What is so funny about

What is so funny about asking the initial question?

WAG

I'd assume there is a common interest in DSL's.

But then the pater familias of LtU has been known to find humor in arid climes before. :-)

I meant amusing as in

I meant amusing as in "providing pleasure", hence "interesting", not as in "funny". Sorry if I offended you.

soory for the misunderstanding

Please accept my apologies for misundertanding your comments.

(I was asking my initial question while writing a grant proposal)

And yes, I am interested in compilation, DSLs, meta programming, and more generally meta knowledge based systems (but have too few occcasions to really work on that last item).

One place I worked at used

One place I worked at used velocity for some things, but I wasn't too happy with it (unfortunately, I didn't record my thoughts, and haven't had much success with other systems).

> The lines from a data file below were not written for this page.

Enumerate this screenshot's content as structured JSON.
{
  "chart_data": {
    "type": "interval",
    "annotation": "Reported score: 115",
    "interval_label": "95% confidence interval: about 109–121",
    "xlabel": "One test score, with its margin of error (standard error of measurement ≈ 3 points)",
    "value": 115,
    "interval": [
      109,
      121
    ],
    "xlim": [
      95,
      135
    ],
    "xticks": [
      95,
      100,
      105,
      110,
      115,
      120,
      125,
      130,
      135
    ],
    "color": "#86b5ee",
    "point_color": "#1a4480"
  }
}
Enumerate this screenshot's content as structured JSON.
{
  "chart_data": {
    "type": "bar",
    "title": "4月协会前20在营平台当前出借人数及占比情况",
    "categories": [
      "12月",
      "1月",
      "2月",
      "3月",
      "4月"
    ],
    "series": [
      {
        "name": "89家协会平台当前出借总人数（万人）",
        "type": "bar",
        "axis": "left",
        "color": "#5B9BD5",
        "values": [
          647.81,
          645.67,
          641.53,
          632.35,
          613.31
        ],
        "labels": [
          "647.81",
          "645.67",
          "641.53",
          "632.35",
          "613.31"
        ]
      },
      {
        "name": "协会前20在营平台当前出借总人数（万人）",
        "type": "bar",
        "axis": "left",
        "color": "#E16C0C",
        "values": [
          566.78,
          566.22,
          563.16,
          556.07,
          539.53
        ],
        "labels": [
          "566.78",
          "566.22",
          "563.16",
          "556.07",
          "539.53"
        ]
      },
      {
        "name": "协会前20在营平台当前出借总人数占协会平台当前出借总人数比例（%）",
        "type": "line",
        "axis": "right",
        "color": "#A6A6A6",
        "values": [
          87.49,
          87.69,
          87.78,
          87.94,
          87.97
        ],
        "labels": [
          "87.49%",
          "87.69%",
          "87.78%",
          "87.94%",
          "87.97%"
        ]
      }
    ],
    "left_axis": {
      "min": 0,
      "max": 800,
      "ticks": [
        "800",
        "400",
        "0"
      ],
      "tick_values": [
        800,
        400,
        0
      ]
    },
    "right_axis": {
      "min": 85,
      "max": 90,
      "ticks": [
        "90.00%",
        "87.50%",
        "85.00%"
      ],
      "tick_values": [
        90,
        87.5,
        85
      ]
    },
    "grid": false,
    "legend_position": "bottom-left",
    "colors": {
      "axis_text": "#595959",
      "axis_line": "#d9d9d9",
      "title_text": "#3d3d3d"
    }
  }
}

I also did some source-to-source stuff and ssa conversion with antlr 3 for javascript awhile back, and that wasn't too fun either (tree rewrite grammars were still being added at that point, they've probably matured since then). Ocamllex/yacc is fast and safe, but doing typed stages is verbose.

As another data point, we experimented with doing our compilers course @ berkeley in python -- I had very few basic programming questions that semester. This included some parsing, type checking, and a few source transformation / translation assignments. We're a Java school (!) with a diverse student body.

ROSE compiler

ROSE

Is one of the more sophisticated AST manipulation languages I've seen, it uses the EDG compiler front-end to compile ansi c++. It allows for nearly arbitrary re-writing of the AST during compilation. I'm also starting to work in this area I call these languages DSTL's, Domain Specific Transformation Languages. I see them as higher-level specific-purpose transformation languages that use more general languages like ROSE or MELT.